Dans le monde du porc, la modernisation des inspections et des contrôles dans l’industrie porcine est également envisagée à l’USDA. L’agence a reçu 83 000 commentaires sur les règles proposées pour les porcs.

« Tous ont été lus et pris en compte », a dit Brashears. « Tous. Nous nous attendons à avoir la règle finale d'ici cet été. »

En discutant du nouveau programme sur le porc, Brashears a déclaré vouloir mettre les choses au clair sur un point essentiel. On croit à tort que les nouvelles règles entraîneraient moins d'inspections. Pas ainsi, a dit Brashears. Cent pour cent des carcasses seront inspectées.

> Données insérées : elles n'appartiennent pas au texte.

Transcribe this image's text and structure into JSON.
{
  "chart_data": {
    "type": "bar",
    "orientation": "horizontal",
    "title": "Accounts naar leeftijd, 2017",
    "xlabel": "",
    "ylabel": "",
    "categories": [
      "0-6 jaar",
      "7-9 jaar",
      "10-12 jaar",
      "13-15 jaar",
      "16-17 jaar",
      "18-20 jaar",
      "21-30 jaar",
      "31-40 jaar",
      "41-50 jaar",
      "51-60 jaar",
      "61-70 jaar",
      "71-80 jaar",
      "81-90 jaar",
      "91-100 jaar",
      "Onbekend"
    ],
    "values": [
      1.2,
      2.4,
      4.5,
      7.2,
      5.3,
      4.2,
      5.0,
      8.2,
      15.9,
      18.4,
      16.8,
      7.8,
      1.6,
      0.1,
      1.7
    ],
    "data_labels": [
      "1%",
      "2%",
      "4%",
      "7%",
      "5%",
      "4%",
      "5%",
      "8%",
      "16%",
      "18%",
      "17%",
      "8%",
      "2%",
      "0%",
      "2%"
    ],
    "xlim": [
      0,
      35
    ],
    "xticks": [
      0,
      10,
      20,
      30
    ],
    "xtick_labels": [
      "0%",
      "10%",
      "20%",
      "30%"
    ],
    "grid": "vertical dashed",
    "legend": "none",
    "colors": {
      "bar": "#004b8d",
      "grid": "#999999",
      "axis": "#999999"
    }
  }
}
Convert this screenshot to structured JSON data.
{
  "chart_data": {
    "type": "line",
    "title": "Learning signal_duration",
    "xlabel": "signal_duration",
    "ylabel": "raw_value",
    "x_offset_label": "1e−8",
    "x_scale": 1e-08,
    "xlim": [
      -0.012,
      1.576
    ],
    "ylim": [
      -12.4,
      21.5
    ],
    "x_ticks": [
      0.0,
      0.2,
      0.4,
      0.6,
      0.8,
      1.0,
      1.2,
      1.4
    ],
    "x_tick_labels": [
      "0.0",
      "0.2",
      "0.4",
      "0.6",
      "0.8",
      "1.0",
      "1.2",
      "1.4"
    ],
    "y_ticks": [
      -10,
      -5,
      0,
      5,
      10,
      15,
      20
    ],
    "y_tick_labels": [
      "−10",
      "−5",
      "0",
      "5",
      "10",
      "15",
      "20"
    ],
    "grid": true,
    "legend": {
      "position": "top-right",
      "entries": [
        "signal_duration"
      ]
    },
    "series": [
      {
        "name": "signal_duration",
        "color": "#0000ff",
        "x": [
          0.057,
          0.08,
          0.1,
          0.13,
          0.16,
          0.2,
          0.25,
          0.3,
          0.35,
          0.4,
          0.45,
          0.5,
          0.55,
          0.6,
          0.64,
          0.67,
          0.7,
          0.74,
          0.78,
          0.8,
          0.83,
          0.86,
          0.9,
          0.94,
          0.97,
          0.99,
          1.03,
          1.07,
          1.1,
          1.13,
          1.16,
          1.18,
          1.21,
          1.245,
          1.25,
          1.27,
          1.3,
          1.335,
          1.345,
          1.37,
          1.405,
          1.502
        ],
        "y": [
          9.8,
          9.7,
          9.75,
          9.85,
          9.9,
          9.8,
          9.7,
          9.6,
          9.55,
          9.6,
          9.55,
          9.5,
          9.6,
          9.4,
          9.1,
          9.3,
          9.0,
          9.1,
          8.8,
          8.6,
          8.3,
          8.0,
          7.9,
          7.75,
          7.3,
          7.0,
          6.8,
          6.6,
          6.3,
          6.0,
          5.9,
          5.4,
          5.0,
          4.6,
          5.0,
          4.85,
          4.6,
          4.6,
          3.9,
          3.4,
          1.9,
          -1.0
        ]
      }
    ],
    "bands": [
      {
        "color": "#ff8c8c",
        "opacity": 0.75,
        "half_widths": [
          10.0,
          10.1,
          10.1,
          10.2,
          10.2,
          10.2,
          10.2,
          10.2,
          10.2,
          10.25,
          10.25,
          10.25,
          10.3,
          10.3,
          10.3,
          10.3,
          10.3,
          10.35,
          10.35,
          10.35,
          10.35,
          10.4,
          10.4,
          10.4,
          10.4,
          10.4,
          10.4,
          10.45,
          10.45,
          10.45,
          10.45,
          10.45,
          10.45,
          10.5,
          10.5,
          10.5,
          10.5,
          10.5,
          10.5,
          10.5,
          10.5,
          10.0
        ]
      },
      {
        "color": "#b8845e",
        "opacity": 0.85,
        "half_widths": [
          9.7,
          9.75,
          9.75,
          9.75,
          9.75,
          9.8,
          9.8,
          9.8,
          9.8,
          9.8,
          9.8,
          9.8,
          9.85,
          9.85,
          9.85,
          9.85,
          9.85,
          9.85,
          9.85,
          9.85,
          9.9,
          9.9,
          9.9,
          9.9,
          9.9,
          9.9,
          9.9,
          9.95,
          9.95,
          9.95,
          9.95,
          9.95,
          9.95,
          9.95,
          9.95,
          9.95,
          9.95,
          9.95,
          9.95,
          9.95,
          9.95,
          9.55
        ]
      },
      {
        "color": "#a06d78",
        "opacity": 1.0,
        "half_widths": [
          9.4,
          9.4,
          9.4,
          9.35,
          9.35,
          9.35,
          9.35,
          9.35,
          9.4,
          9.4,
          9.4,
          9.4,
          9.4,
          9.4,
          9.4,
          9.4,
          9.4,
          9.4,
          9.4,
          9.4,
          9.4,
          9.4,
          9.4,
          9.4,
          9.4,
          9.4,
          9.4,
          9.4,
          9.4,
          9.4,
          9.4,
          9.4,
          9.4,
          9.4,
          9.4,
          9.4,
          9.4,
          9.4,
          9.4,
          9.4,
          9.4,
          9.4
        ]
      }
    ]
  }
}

Les inspections avant et après abattage se poursuivront dans le cadre du nouveau programme concernant les porcs. Les inspections hors ligne et sur ligne se poursuivront, mais il y aura une nouvelle orientation. Brashears a déclaré que le plus gros impact sur la santé publique survient au moment des inspections hors ligne, donc elles seront plus nombreuses.

Comme Yiannas, Brashears a déclaré que peu importe ce que le gouvernement et l'industrie feraient, il y a une menace de maladies d'origine alimentaire à cause des utilisateurs finaux, autrement dit des consommateurs. Elle a cité des recherches qui montraient que 98 à 99% des personnes ne se lavaient pas bien les mains lors de la préparation des repas. Cela doit s'améliorer, a-t-elle dit, et l'USDA travaille actuellement sur des programmes d'éducation des consommateurs pour atteindre un niveau supérieur de compréhension.